Tebliğname No : KYB - 2015/331920
Mala zarar verme ve basit yaralama suçlarından sanık N.. G.."ın, 5237 sayılı Türk Ceza Kanunu"nun 86/2, 151/1, 168/2, 62 ve 52. maddeleri uyarınca 500,00 Türk Lirası ve 240,00 Türk Lirası adli para cezaları ile cezalandırılmasına, 5271 sayılı Ceza Muhakemesi Kanunu"nun 231/5. maddesi gereğince hükmün açıklanmasının geri bırakılmasına dair Bakırköy 9. Asliye Ceza Mahkemesinin 18/04/2013 tarihli ve 2012/501 esas, 2013/429 sayılı kararının kesinleşmesini müteakip, sanığın deneme süresi içerisinde yeniden suç işlediğinden bahisle 5271 sayılı Kanun’un 231/11. maddesi uyarınca hakkında verilen hükmün açıklanmasına, 5237 sayılı Türk Ceza Kanunu"nun 86/2, 151/1, 168/2, 62 ve 52. maddeleri uyarınca 500.00 Türk Lirası ve 240,00 Türk Lirası adli para cezaları ile cezalandırılmasına ilişkin Bakırköy 9. Asliye Ceza Mahkemesinin 17/02/2015 tarihli ve 2015/24 esas, 2015/72 sayılı karar aleyhine Yüksek Adalet Bakanlığınca verilen 28/09/2015 Gün ve 19270/62016 sayılı kanun yararına bozma talebine dayanılarak dava dosyası Yargıtay Cumhuriyet Başsavcılığının 08/10/2015 gün ve 2015/331920 sayılı yazısıyla dairemize gönderilmekle okundu.
Kanun yararına bozma isteminde;
Bakırköy 9. Asliye Ceza Mahkemesince duruşma açılmak suretiyle sanık hakkında hüküm kurulmuş ise de, benzer bir olay sebebiyle Yargıtay 2. Ceza Dairesinin 19/09/2008 tarihli ve 2008/12198 esas, 2008/9890 sayılı ilamında da belirtildiği üzere, 5271 sayılı Ceza Muhakemesi Kanunu’nun 231/11. fıkrasında yer alan “denetim süresi içinde kasten yeni bir suç işlemesi veya denetimli serbestlik tedbirine ilişkin yükümlülüklere aykırı davranması halinde, mahkeme hükmü açıklar.
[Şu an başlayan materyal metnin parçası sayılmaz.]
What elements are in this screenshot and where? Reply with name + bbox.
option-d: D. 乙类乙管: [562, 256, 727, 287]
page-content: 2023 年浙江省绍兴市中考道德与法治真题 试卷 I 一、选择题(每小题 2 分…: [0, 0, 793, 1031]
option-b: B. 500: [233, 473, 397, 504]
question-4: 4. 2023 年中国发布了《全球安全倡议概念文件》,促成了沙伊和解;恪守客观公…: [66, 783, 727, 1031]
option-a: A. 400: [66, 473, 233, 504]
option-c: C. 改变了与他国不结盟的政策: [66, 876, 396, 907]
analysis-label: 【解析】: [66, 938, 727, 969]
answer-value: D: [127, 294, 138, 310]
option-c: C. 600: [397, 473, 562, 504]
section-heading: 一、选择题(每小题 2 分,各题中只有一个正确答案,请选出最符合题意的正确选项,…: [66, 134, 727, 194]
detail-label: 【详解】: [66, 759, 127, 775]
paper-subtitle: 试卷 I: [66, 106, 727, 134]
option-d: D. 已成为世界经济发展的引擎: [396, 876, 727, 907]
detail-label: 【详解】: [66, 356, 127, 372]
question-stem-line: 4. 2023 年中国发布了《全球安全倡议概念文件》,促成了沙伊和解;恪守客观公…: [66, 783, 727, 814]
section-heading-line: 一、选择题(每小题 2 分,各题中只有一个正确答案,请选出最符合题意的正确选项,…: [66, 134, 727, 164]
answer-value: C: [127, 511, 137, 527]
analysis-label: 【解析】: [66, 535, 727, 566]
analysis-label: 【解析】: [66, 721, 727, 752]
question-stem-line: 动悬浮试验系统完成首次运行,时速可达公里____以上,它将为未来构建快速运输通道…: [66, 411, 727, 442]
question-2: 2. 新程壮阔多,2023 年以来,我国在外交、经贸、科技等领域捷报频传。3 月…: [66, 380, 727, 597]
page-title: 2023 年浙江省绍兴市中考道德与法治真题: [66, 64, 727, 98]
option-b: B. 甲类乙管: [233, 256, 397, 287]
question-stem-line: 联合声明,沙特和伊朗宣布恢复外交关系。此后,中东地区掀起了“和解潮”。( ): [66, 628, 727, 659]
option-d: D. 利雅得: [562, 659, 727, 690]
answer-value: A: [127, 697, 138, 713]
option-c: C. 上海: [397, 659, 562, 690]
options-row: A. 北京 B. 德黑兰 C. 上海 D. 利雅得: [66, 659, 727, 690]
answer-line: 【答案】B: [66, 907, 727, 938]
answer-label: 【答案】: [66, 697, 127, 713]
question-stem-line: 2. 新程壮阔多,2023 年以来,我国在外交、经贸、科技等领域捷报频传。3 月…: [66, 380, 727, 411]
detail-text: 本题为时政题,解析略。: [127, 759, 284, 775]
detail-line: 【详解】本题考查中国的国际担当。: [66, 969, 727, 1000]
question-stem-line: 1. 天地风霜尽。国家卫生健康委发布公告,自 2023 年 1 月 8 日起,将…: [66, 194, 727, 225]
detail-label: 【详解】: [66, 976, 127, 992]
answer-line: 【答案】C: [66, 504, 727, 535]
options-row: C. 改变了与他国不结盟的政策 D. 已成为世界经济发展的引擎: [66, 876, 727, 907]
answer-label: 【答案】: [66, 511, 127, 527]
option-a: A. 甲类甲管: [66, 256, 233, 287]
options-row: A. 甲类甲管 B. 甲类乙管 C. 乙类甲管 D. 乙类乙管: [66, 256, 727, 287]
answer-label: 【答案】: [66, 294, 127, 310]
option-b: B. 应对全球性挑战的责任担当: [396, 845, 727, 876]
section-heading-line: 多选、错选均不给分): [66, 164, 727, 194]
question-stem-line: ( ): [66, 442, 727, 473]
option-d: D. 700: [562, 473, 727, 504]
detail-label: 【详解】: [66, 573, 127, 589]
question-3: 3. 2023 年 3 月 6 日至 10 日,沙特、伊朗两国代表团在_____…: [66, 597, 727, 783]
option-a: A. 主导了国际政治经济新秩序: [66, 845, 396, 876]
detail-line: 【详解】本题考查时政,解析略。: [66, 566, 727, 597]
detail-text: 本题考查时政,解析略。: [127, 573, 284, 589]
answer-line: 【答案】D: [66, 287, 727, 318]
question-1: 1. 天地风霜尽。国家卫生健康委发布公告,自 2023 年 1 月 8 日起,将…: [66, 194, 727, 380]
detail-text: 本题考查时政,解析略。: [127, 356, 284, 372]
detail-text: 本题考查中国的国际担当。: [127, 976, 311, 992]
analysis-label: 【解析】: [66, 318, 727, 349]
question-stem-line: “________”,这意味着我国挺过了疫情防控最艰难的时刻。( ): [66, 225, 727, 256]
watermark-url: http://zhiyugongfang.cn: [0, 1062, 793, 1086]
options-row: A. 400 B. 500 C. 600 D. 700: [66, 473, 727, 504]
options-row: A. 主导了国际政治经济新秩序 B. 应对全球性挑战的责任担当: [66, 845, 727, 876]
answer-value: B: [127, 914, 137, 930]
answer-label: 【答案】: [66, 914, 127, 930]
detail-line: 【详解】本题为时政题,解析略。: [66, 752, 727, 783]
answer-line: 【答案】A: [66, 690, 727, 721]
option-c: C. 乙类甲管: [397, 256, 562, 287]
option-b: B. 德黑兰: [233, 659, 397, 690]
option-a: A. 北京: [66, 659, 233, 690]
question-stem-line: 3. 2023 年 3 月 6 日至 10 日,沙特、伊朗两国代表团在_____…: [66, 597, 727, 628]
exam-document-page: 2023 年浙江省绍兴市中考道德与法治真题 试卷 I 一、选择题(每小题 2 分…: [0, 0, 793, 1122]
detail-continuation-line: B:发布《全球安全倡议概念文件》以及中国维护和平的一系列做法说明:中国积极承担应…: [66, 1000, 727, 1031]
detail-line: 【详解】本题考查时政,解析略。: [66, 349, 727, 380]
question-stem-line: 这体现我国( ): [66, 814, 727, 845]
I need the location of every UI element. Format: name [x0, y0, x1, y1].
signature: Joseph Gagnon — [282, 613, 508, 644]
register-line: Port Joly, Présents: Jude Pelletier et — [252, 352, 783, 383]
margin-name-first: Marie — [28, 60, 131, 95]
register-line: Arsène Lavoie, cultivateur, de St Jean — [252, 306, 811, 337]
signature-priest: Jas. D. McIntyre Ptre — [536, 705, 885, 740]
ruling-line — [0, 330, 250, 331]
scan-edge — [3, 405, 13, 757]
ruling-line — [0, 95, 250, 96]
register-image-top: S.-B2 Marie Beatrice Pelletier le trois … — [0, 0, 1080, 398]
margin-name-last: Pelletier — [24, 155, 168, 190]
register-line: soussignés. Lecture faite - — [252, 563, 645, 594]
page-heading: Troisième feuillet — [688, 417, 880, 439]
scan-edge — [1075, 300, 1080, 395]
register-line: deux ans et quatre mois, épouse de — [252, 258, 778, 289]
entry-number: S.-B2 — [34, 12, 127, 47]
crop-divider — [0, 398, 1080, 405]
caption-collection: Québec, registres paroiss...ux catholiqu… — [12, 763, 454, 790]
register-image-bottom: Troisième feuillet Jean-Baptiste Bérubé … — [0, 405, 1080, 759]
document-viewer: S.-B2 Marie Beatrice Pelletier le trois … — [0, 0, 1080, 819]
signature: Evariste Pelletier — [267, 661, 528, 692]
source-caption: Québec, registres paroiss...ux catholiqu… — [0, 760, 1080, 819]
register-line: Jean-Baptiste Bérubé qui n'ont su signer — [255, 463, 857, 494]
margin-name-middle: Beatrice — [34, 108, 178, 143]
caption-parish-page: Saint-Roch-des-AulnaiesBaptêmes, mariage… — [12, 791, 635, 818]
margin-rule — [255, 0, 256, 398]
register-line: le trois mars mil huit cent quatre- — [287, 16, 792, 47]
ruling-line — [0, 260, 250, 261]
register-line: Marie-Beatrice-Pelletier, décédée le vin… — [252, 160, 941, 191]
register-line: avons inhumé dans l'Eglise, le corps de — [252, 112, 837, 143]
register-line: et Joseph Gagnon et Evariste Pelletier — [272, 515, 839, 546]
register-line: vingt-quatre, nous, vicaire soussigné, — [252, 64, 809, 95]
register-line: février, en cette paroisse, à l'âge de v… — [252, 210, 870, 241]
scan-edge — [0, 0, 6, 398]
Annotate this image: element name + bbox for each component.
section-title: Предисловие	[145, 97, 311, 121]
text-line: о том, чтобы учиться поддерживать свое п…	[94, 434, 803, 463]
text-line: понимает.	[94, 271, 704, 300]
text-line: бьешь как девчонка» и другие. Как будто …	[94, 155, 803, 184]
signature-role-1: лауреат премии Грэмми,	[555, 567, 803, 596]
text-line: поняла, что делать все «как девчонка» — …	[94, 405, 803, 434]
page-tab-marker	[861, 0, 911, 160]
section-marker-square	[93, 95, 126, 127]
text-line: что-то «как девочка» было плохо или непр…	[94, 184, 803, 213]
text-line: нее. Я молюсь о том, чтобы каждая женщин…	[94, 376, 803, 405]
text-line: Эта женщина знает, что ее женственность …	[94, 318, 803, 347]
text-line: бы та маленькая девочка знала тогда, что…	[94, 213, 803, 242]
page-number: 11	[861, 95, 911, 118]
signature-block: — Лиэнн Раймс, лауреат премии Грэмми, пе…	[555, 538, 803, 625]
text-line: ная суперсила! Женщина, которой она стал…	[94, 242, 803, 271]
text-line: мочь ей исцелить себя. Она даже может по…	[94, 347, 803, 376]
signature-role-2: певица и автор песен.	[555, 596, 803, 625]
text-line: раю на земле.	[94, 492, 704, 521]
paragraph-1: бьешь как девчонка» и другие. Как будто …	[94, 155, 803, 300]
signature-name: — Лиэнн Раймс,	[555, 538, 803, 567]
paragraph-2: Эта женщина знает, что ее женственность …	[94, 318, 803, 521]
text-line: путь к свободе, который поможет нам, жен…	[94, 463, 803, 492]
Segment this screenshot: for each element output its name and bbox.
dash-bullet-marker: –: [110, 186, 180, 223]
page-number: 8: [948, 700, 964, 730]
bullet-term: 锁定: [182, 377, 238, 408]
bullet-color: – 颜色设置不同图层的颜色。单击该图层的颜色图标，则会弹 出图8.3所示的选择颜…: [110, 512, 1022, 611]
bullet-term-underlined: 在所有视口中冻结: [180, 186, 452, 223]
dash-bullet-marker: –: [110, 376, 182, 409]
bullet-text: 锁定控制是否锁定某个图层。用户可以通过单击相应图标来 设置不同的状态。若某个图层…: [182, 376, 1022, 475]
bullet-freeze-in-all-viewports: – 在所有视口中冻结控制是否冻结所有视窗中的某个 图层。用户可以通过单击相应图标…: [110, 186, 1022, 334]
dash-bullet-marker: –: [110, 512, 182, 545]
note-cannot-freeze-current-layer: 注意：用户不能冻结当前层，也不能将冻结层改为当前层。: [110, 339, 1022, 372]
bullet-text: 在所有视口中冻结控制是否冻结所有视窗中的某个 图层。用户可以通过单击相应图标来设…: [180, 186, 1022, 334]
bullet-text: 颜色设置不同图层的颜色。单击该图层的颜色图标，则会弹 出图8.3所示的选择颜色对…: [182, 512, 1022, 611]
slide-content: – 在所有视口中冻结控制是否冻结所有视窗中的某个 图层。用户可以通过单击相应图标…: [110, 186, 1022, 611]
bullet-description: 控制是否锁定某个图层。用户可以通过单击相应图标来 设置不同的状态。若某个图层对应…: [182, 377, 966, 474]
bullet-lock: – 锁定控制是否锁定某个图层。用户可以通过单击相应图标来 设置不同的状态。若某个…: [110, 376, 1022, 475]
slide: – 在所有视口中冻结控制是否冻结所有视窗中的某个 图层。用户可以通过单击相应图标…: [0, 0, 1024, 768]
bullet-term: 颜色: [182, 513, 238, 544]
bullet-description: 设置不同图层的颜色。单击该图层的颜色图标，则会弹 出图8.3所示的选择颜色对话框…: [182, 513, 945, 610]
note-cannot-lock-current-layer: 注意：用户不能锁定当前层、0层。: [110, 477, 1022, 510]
Ancak mahkeme, kendisine yüklenen yükümlülükleri yerine getiremeyen sanığın durumunu değerlendirerek; cezanın yarısına kadar belirleyeceği bir kısmının infaz edilmemesine ya da koşullarının varlığı halinde hükümdeki hapis cezasının ertelenmesine veya seçenek yaptırımlara çevrilmesine karar vererek yeni bir mahkûmiyet hükmü kurabilir.” şeklindeki düzenleme nazara alındığında, mahkemece duruşma açılmasını müteakip, sanığın celp edilmesi, varsa diyecekleri sorulup, anılan fıkra uyarınca değerlendirme yapıldıktan sonra hüküm kurulması gerektiği gözetilmeden, sanığın savunması alınmadan karar verilmesinde isabet görülmediğinden 5271 sayılı CMK"nın 309. maddesi uyarınca anılan kararın bozulması lüzumu kanun yararına bozma talebine dayanılarak ihbar olunmuştur.
GEREĞİ DÜŞÜNÜLDÜ:
Sanık N.. G.."ın 10/01/2013 tarihli sorgusunda beyan ettiği adresi olan T.. Mahallesi .. sokak No:.. Daire:.. E../İ.. adresine tebligat çıkarılmadan mernis adresi olarak görünen T.. Mahallesi .. sokak No:.. Daire:.. E../İ.. adresine tebligat çıkarılmasının usule aykırı olması nedeniyle Bakırköy 9. Asliye Ceza Mahkemesi"nin 17.02.2015 tarihli 2015/24 Esas, 2015/72 Karar sayılı kararının henüz kesinleşmemiş olması ve yalnızca temyiz incelemesinden geçmeksizin kesinleşen kararlara karşı kanun yararına bozma yoluna gidilebileceği anlaşılmakla, koşulları bulunmayan kanun yararına bozma isteminin CMK"nın 309. maddesi gereğince REDDİNE, hükmün usulünce tebliğ için gereğinin mahkemesince ifasına, dosyanın Yargıtay Cumhuriyet Başsavcılığına İADESİNE, 11/11/2015 tarihinde oy birliğiyle karar verildi.